Grandes gueules

La soirée des éjections

Monsieur Landry,

Je suis atteint de ce qu’on appelle communément un trouble bipolaire maniaco-dépressif – et je suis en dépression. Ce n’est pas la première fois que ça m’arrive. J’ai donc décidé de me faire soigner. J’étais au chômage en congé de maladie. Mon employeur, soutenant que je n’avais pas fourni mes billets médicaux à temps, a décidé de me congédier, en déclarant que c’est un départ volontaire.

Comme le chômage ne me permet pas de joindre les deux bouts, je me suis dit que j’allais me trouver un autre travail, si possible dans mon domaine. J’espérais une subvention à l’employeur d’Emploi-Québec pour me permettre d’avancer dans mon domaine et d’éviter les emplois qui nuisent à ma santé. Après trois jours de questions et de démarches, un agent d’Emploi-Québec me dit de retourner au chômage ou sur le BS, sans répondre à mes questions.
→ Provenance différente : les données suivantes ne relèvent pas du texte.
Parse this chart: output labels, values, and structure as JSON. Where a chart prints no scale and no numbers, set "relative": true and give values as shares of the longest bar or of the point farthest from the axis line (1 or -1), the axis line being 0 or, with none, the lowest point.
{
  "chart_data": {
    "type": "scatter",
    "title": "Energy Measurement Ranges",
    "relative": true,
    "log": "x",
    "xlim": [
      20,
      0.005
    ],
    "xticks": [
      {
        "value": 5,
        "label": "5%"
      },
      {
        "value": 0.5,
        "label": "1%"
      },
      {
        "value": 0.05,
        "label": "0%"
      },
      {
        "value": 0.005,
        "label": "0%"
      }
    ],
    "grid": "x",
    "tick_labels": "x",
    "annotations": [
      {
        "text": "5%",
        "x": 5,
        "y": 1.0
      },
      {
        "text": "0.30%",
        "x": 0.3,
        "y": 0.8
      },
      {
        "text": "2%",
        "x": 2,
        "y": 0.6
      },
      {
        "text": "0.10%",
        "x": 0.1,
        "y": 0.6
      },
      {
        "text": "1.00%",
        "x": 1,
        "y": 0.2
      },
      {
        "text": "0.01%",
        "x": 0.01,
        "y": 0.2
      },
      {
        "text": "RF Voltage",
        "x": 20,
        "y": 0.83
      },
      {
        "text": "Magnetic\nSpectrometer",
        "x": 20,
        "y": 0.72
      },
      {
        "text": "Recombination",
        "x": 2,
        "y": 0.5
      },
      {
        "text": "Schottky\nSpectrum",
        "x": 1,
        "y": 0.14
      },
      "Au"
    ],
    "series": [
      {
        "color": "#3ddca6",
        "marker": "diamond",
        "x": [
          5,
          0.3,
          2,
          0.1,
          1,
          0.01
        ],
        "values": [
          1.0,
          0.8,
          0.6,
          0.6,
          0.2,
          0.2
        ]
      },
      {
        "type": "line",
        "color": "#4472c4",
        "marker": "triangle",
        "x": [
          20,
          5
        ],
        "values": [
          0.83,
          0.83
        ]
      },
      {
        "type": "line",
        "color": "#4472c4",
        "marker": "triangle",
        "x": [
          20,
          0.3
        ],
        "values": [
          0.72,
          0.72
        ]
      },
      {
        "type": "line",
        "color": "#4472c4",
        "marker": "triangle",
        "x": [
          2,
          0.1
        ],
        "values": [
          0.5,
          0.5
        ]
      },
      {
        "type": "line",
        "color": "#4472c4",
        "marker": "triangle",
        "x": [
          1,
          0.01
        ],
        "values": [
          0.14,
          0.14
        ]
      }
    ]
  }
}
Malheureusement, il ne me sert à rien de toucher 180 $ de prestations par semaine quand il m’en coûte déjà 80 $ simplement pour défrayer une part des coûts exorbitants des médicaments que je dois prendre.

Après 90 jours de ce régime, je me retrouve aujourd’hui avec trois mois d’arrérages de loyer, tous mes comptes en souffrance, à quelques jours d’une interruption du téléphone, sans même assez d’argent pour manger. Inutile de vous dire que mes perspectives d’avenir semblent assez sombres pour l’instant.

Au Québec, pour les jeunes en difficulté d’apprentissage, on construit des écoles spéciales, on créé des programmes scolaires adaptés et bien d’autres choses. Mais que fait-on pour les jeunes adultes qui se retrouvent à la rue à dix-sept ans avec rien, ceux que ni le modèle scolaire ni l’éducation parentale n’auront réussi à préparer à la réalité de la vie? J’ai cherché, je n’ai rien vu. Sauf le taux de suicide chez les jeunes le plus élevé de tous les pays industrialisés.

C’est drôle. De la travailleuse sociale du CLSC en passant par ma psychiatre au Centre de santé mentale, tous sont payés pour me faire comprendre que le suicide n’est pas la seule solution, qu’il existe plein de ressources et d’options à mon problème… Pourtant, du côté des services à l’emploi, personne ne semble connaître de moyen concret pour m’aider, et indirectement, faire baisser cette statistique record que continue d’arborer fièrement le Québec, tout en prétendant être prêt pour l’indépendance.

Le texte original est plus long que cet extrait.